Chinese hacking attacks have been increasing since the Snowden disclosures. In May, the U.S. Department of Justice indicted five Chinese military hackers for computer hacking, economic espionage and other offenses.
In a 2012 report, the House Intelligence Committee had called Huawei a threat to U.S. national security interests.
“Our country has been sold out for money and power,” says Mary Todd, mother of an American murdered while working on a secret project involving the Chinese firm Huawei. “China has bought out our government.”
The story of Shane Todd is much worse than the latest in a series of hacking attacks by China. An American citizen working on a Chinese project in Singapore, he was murdered just before he was scheduled to return to the United States. He had expressed fears that the project could jeopardize U.S. national security and he wanted out.

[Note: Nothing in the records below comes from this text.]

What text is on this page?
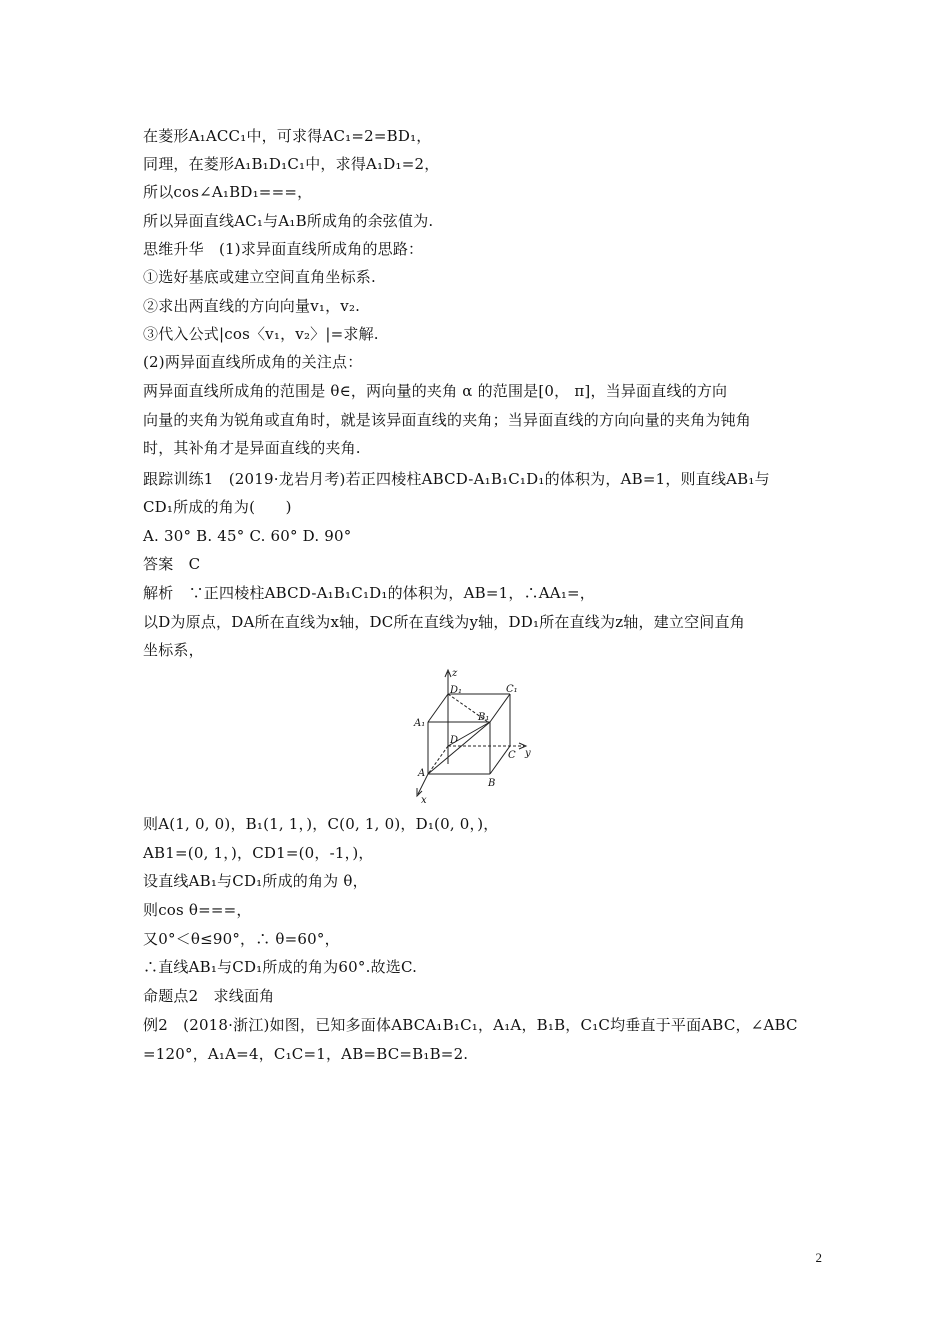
在菱形A₁ACC₁中，可求得AC₁=2=BD₁，
同理，在菱形A₁B₁D₁C₁中，求得A₁D₁=2，
所以cos∠A₁BD₁===，
所以异面直线AC₁与A₁B所成角的余弦值为.
思维升华　(1)求异面直线所成角的思路：
①选好基底或建立空间直角坐标系.
②求出两直线的方向向量v₁，v₂.
③代入公式|cos〈v₁，v₂〉|=求解.
(2)两异面直线所成角的关注点：
两异面直线所成角的范围是 θ∈，两向量的夹角 α 的范围是[0， π]，当异面直线的方向
向量的夹角为锐角或直角时，就是该异面直线的夹角；当异面直线的方向向量的夹角为钝角
时，其补角才是异面直线的夹角.
跟踪训练1　(2019·龙岩月考)若正四棱柱ABCD-A₁B₁C₁D₁的体积为，AB=1，则直线AB₁与
CD₁所成的角为(　　)
A. 30° B. 45° C. 60° D. 90°
答案　C
解析　∵正四棱柱ABCD-A₁B₁C₁D₁的体积为，AB=1，∴AA₁=，
以D为原点，DA所在直线为x轴，DC所在直线为y轴，DD₁所在直线为z轴，建立空间直角
坐标系，
z
y
x
D₁	C₁
A₁
B₁
D
C
A
B
则A(1, 0, 0)，B₁(1, 1，)，C(0, 1, 0)，D₁(0, 0，)，
AB1=(0, 1，)，CD1=(0，-1，)，
设直线AB₁与CD₁所成的角为 θ，
则cos θ===，
又0°＜θ≤90°，∴ θ=60°，
∴直线AB₁与CD₁所成的角为60°.故选C.
命题点2　求线面角
例2　(2018·浙江)如图，已知多面体ABCA₁B₁C₁，A₁A，B₁B，C₁C均垂直于平面ABC，∠ABC
=120°，A₁A=4，C₁C=1，AB=BC=B₁B=2.
2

The title of their book, Hard Drive, is a reference to a computer hard drive found after his death that documents the relationship between IME and Huawei, and the nature of the technology and its military applications.
Pictures of the young man after his death showed he had defensive wounds, making the official claim of suicide impossible to believe.
Mary Todd cannot get either Congress or the Obama Administration to take up the cause of her murdered son. She told me in an interview that she and her husband had met with Rep. Frank Wolf (R-VA)about her son’s murder and that Wolf had warned her about the ability to get to the bottom of the scandal, saying, preceded those comments by saying, “Mary, Think about Benghazi.” This is the scandal involving the deaths of four Americans in Libya and an on-going cover-up by the Obama Administration.
Mary Todd reports in her book, Hard Drive, that the Congressman “informed us that he was already familiar with our story and that he believed us.” That meant that he believed her son, Shane Todd, who was working on a contract involving the Chinese company Huawei, had been murdered. Authorities in Singapore, where Shane Todd worked, called it a suicide. The U.S. State Department went along with the cover-up.
“You are doing the right thing to press for a congressional investigation, but you are not going to get anywhere,” Wolf told them. Shocked and bewildered, she asked, “Why not?”
He replied, “Huawei has a law firm on every corner in Washington D.C. and has helped elect several current members of Congress.”
Mary Todd writes that she couldn’t believe what she had been told and said to herself: “Does China really have that much influence over our country’s political decisions?”
She says Wolf tried to help, by asking the FBI to pursue evidence in the case.
Then-Senator Max Baucus (D-MT) tried to help as well, at least at first. But Mary Todd, who lives in Montana, says the assistance eventually dried up. When she asked for the Senator’s help in getting some documents in the case and for the FBI to meet with them, the Baucus staff aide, Laura Rauch, said that the Senator “would be unable to assist with this request.”
Mary Todd adds, “Later that afternoon, we discovered from a news report that Baucus had been appointed Ambassador to China by President Obama.”
Rep. Wolf’s endorsement of the book says:
“I appreciate the Todd family sharing this important story with the American people about how certain foreign actors, especially Chinese companies like Huawei, should be viewed with suspicion and concern. It’s important for Congress to ensure that the federal government does all it can to protect national security and the safety of Americans, both at home and abroad, when challenged by foreign influences, especially countries like China that steal our technology and don't share our values. We should all keep Dr. Shane Todd’s story and the Todd family’s experience in mind as we consider future cooperation with certain countries and companies.”